What kind of code you mean? The queue can not be flushed. Normally each go-routine wanting to publish events should have it's own beat.Client. E.g. in your use-case consider multiple data collectors, each collecting documents/events using a different SQL query or even a different database. A very artificial example:


type Runner interface {
  Run()
  Stop()
}

func startCollectors(pipeline beat.Pipeline, collectorFactories []factory) {
    for factory, _ := range collectorFactories {
      client, err := pipeline.ConnectWith(...)
      if err != nil { panic("ups") }

      runner, err := factory(client)
      if err != nil { panic("ups") }

      go runner.Run()
    }
}

Events with ID already being indexed will be rejected by Elasticsearch, getting you some de-duplication behavior.

Could you clarify this a bit, please?
I assume an event with same ID will be rejected if the same exactly event already exists in Elasticsearch (i.e. all fields are same, not just ID).
The event will be updated otherwise.
Am I wrong about it?

When publishing events to Elasticsearch (bulk API or per document index API), an Operation Type is configured. If the id is configured, the op_type is set to create. Otherwise the op_type is index by default. The index type would overwrite your document. This means your old document will be marked as deleted (no actual space might be freed yet) and a new document with the same _id will be indexed. The create type, used if id is set will has an "put-if-absent"-semantics. As the documents ID, but not the contents identifies and document, any document with an already existing ID will be rejected as already present.

The Elasticsearch output in Logstash supports a configurable action type. See docs.

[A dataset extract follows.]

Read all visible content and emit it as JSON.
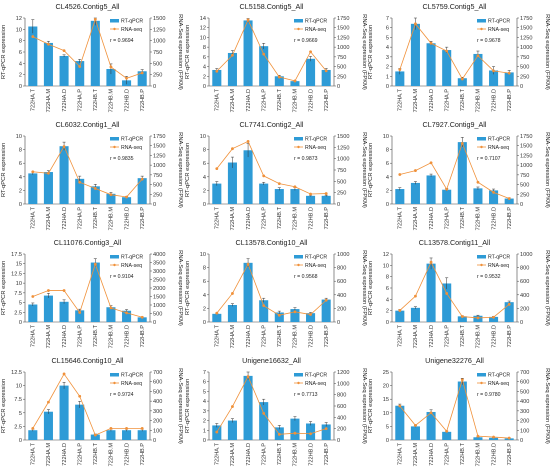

The use-case for introducing id in Meta is about deduplication. That why the create op_type is used. E.g. on network errors an event might be indexed multiple times due to retries (if HTTP response get's lost after operation completed).

I guess you want to be able to overwrite documents/events already being indexed? For this to work we would have to introduce an index action type to Meta. But always using index can create additional indexing workload in presence of errors.